Quantum Algorithms for Testing and Learning

University of Warwick
Computer Science

Many common situations demand quick decisions about an extended object or large amount of information, of which we can only observe or analyse a small portion. We announce that a pot of rice is sufficiently cooked by tasting a few grains sampled from its depth and breadth. Similarly, we conclude a bag of thousands of coins contains only 10p coins after pulling out just a few dozens of them to check.

Mathematical abstractions of questions of this nature are called property testing problems, and the protocols for solving them property testing algorithms. Both examples above exhibit two key features: tolerance to a small margin of error -- we don't mind small portions of the rice being overcooked or undercooked; and the prized trait of locality -- by analysing miniscule fractions of the whole input object, we can quickly make a decision within the limits of tolerance.

The states of systems of microscopic particles have complex descriptions, growing exponentially with the number of particles: every additional particle can double this complexity, and the number of variables required to describe states of a tiny 127-'qubit' quantum computer, the largest to date, is 43-digits long in decimal form! Such quantum states possess strange properties like entanglement, a special kind of correlation not seen in non-quantum objects.

My research programme will characterise novel property testing algorithms that run on quantum computers, taking computational advantage of exotic features of quantum mechanics. I will focus on questions about probability distributions and quantum states, building on my recent breakthrough in constructing the first quantum algorithm for estimating the entropy of quantum states with a resource cost smaller than the states' dimension (accepted to QIP-2022, the premier conference on quantum computing).

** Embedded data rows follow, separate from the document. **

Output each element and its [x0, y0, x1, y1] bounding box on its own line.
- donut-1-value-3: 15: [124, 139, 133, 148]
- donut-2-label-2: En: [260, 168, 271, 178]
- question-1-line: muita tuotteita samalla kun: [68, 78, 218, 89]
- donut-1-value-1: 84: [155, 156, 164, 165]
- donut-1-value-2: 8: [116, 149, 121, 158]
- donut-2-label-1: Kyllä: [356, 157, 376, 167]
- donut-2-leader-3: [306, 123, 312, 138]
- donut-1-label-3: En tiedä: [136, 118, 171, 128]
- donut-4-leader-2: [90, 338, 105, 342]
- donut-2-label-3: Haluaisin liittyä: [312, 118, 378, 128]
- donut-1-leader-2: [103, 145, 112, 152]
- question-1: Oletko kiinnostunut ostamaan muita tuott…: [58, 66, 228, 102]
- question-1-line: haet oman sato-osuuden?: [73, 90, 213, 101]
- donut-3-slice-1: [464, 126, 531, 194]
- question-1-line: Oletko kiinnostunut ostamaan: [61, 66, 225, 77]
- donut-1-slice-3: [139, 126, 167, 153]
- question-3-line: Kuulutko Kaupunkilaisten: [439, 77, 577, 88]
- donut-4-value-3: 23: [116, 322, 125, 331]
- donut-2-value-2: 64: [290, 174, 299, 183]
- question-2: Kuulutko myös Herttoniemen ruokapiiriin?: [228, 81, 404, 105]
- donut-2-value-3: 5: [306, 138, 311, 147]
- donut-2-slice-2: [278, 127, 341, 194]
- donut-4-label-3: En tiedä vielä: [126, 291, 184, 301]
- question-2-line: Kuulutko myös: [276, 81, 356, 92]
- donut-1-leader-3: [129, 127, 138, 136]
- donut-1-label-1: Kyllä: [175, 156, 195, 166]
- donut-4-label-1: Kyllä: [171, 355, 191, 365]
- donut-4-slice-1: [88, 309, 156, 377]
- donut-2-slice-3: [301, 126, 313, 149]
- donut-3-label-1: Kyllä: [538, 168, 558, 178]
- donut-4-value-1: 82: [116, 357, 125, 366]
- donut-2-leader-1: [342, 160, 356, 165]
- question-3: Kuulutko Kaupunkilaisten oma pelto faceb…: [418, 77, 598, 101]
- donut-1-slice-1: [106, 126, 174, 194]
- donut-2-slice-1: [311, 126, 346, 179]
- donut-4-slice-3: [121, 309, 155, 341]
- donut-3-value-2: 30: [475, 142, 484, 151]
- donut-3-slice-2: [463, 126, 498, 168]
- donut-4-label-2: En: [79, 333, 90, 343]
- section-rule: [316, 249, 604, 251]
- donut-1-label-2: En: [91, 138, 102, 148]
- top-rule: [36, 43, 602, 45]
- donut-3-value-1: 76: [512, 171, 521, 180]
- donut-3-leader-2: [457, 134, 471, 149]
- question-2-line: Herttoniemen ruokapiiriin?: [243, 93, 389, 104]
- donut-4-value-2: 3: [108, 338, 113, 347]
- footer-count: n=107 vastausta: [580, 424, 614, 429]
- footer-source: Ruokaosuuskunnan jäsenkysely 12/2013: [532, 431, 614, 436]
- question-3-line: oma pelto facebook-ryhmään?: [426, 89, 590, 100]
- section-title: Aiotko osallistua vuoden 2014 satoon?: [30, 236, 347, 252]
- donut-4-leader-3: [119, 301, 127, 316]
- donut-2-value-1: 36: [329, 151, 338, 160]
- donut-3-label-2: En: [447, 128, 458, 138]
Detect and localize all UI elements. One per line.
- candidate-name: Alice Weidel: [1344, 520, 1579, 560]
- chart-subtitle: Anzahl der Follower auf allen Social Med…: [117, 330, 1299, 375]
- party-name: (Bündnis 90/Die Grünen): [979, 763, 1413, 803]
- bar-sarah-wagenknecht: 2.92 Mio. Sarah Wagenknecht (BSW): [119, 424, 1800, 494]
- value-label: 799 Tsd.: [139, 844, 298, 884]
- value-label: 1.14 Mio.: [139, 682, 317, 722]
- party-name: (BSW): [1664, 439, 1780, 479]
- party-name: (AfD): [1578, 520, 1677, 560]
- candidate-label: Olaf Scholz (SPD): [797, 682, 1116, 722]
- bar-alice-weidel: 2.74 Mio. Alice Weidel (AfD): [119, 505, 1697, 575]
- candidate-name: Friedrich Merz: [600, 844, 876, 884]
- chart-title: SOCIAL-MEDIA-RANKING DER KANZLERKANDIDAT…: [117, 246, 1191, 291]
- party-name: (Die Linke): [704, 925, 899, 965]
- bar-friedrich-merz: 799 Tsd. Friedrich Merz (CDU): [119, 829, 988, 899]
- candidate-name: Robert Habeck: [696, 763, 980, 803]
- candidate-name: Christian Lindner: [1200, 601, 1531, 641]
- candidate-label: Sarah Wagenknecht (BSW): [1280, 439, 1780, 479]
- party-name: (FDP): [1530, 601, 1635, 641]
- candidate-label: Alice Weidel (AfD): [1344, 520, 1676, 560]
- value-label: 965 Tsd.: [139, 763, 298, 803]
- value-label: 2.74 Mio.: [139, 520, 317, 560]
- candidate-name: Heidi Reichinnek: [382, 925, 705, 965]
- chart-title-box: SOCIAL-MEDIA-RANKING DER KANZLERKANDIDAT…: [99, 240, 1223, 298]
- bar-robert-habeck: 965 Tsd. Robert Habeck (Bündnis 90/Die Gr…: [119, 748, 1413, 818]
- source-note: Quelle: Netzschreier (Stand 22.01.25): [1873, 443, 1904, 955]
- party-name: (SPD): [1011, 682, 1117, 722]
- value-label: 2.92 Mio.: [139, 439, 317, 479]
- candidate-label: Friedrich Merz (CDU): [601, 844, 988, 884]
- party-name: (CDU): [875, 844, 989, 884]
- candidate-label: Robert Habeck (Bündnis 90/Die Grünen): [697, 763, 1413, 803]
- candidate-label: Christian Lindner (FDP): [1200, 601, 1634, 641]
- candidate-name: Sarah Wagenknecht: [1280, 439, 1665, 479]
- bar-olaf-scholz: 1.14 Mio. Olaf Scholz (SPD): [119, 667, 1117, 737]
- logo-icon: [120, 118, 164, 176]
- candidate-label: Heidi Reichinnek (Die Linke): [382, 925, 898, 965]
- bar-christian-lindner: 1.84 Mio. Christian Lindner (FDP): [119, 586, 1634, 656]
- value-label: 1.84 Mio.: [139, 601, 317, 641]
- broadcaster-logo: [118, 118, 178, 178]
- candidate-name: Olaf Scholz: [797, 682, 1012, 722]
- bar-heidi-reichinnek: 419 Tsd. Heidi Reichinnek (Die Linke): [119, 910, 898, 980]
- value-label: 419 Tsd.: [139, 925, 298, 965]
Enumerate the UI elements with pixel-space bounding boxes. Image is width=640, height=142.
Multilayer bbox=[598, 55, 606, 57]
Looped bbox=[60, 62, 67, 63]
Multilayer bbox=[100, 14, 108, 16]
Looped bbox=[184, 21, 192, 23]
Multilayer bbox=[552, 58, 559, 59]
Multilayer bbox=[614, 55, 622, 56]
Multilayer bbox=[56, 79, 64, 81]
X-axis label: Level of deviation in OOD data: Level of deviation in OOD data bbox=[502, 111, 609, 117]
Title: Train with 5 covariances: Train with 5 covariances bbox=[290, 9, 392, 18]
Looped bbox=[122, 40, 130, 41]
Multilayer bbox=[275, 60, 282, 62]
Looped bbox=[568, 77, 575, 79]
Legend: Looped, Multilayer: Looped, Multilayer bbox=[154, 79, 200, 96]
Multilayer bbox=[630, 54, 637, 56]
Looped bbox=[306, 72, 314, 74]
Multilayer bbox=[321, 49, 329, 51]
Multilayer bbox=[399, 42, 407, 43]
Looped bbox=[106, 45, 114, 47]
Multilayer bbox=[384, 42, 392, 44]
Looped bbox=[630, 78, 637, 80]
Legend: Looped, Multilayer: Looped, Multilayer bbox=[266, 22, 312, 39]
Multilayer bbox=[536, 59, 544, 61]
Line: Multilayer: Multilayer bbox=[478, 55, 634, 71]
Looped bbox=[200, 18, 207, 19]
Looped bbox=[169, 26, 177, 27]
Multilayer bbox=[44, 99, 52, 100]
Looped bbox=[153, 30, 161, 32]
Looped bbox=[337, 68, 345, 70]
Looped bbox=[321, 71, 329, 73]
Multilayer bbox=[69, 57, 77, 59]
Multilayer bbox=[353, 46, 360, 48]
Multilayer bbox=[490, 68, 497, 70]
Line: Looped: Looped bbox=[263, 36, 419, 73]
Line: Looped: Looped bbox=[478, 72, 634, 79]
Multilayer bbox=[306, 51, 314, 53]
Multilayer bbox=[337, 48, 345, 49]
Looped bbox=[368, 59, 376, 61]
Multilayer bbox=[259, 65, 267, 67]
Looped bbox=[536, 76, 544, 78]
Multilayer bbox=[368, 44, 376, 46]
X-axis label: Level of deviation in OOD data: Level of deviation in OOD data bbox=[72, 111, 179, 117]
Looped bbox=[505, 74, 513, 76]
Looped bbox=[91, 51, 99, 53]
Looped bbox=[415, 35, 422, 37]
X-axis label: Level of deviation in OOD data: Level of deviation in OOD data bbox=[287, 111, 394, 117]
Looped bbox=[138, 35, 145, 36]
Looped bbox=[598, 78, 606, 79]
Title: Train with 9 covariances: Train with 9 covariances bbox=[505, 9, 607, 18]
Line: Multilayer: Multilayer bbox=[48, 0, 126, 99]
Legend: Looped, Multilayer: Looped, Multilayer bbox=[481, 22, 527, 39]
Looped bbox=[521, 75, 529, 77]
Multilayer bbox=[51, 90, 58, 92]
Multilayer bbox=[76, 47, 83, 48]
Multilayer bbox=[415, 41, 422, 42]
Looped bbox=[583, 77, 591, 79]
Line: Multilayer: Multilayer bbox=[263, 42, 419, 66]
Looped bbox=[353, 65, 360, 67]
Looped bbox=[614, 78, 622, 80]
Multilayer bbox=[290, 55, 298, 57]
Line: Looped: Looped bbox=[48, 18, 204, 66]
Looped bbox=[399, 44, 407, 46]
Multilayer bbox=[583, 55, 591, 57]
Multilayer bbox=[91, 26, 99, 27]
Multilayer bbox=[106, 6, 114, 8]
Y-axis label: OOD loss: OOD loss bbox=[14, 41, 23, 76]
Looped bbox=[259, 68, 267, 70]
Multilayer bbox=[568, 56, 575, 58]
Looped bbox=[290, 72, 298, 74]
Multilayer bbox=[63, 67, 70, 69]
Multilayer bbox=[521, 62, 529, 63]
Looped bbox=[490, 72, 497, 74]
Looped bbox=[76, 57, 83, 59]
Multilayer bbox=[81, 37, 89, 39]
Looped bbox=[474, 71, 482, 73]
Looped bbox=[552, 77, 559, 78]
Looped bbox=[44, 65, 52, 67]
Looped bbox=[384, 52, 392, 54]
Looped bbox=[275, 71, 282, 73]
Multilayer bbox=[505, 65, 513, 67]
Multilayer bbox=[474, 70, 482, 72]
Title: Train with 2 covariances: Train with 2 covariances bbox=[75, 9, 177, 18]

I will (1) develop fast quantum algorithms for problems including testing whether a state is highly entangled or far from being so, delivering practical impact in the ongoing race towards large-scale quantum computers; and (2) simultaneously counterbalance this optimism by proving 'lower bounds' on the theoretical limits of the power of quantum computing for property testing, contributing to advances in applied maths and computational complexity theory.